Так вместе с дружелюбным прозвищем Клещ Витя обрел и невидимую камеру, куда аллигаторы уже не проникали. В этой камере он и передвигался по школе, сожалея лишь о том, что ее стенки все-таки прозрачны. Изредка он отправлялся под своды замка Иф погрустить о былом и видел, что туареги в отсутствие истинных хозяев окончательно распоясались, хотя теперь-то вроде могли наконец и успокоиться. Из голых и мокрых стен сочились слезы, он оставался один среди тишины и мрака, немой и угрюмый, как своды подземелья, мертвящий холод которого он чувствовал на своем пылающем челе… Вся человеческая мудрость заключена в словах “Ждать и надеяться”… Но реальность была слишком наглядна и неотвратима, чтобы можно было воодушевиться игрой.
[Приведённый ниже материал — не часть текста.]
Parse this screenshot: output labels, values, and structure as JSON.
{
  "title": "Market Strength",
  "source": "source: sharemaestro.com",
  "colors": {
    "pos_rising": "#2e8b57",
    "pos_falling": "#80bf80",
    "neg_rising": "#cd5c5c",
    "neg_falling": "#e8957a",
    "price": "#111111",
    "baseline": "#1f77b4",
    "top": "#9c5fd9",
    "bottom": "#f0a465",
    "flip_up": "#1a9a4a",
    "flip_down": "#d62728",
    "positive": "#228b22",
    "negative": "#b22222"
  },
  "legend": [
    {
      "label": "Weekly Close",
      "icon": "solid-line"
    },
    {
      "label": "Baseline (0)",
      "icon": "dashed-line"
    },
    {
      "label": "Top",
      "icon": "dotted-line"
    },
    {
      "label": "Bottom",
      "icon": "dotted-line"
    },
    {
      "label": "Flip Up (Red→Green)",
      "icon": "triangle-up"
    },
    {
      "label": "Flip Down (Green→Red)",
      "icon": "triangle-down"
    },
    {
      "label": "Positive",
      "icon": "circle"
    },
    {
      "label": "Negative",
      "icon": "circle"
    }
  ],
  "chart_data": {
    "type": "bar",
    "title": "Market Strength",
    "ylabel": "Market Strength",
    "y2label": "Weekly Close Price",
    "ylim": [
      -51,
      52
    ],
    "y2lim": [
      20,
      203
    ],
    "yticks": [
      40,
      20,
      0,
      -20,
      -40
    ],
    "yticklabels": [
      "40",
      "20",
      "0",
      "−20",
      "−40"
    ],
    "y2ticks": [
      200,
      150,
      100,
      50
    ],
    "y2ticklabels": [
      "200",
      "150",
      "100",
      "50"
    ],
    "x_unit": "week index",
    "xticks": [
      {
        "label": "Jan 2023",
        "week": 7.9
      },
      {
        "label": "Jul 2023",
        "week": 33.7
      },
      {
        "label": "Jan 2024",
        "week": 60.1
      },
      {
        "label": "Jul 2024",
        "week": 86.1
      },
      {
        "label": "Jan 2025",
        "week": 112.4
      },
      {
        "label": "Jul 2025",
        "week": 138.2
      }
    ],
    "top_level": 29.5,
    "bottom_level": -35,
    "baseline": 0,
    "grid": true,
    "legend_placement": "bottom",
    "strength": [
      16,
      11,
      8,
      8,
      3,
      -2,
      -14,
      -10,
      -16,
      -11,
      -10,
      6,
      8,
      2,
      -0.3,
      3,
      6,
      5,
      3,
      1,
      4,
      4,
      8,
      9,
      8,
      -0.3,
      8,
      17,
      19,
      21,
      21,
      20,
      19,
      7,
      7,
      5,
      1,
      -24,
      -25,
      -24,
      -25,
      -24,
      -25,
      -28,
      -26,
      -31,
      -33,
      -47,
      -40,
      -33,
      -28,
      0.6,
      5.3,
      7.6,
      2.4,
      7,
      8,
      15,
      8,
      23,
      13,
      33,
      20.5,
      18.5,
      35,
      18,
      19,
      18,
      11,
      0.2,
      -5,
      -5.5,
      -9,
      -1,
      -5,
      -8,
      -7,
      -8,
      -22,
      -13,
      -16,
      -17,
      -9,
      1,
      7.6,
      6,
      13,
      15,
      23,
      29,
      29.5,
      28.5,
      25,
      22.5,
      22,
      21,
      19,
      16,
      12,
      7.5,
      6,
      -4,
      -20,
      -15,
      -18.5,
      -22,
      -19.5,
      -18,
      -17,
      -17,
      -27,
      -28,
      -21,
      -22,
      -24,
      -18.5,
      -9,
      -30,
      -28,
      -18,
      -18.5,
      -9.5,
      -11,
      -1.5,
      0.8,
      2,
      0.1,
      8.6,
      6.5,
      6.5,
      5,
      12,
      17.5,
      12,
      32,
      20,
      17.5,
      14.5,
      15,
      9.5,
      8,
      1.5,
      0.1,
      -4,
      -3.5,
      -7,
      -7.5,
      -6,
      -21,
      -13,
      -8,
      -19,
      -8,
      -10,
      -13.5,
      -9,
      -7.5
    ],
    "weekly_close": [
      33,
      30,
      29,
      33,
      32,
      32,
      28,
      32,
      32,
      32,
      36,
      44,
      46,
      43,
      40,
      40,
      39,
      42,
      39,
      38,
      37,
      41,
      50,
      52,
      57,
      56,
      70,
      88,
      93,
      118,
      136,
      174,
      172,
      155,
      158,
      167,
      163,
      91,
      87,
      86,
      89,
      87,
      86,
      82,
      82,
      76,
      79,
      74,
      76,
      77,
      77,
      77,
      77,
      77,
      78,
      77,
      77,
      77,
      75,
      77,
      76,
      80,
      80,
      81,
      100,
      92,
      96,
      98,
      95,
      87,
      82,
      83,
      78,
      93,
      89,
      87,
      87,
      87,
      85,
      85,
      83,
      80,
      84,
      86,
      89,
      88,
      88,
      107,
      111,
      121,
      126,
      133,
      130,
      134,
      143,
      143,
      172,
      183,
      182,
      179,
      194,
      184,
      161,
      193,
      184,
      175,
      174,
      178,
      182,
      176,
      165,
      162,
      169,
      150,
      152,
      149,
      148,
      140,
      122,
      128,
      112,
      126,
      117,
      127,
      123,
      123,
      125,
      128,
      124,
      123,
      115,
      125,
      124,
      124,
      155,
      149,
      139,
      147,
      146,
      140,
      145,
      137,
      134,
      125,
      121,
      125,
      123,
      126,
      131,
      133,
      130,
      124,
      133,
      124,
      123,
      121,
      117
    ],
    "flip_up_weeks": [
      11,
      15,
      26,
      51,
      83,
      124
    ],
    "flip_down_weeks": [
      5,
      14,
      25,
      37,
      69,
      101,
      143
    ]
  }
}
Начиная понемногу дрожать от сырости и грусти, Витя стоял в полумраке среди туарежьих меток, въевшихся в задутый сквозь амбразуры снег, и не мог постичь, ради чего Эдмон Дантес с аббатом Фариа так неукротимо рвались наружу — можно ведь было, наоборот, запереться на такой невиданный (невидимый?) замок, чтобы тюремщики никакими силами не могли попасть в камеру, то есть в дом наших друзей… Запереться от мира в тюрьме — почему еще ни один писатель до такого не додумался? Что пить, что есть в этом убежище — можно придумать. Ну, скажем, выкопать колодец, нарыть нор и добывать из них всякие полезные коренья… Или, скажем, кротов, — можно развести целую кротиную ферму, кормился же майн-ридовский Морской Волчонок в тюрьме крысами, — писатели придумали бы в тысячу раз лучше, чем он, но все они зачем-то рвались наружу.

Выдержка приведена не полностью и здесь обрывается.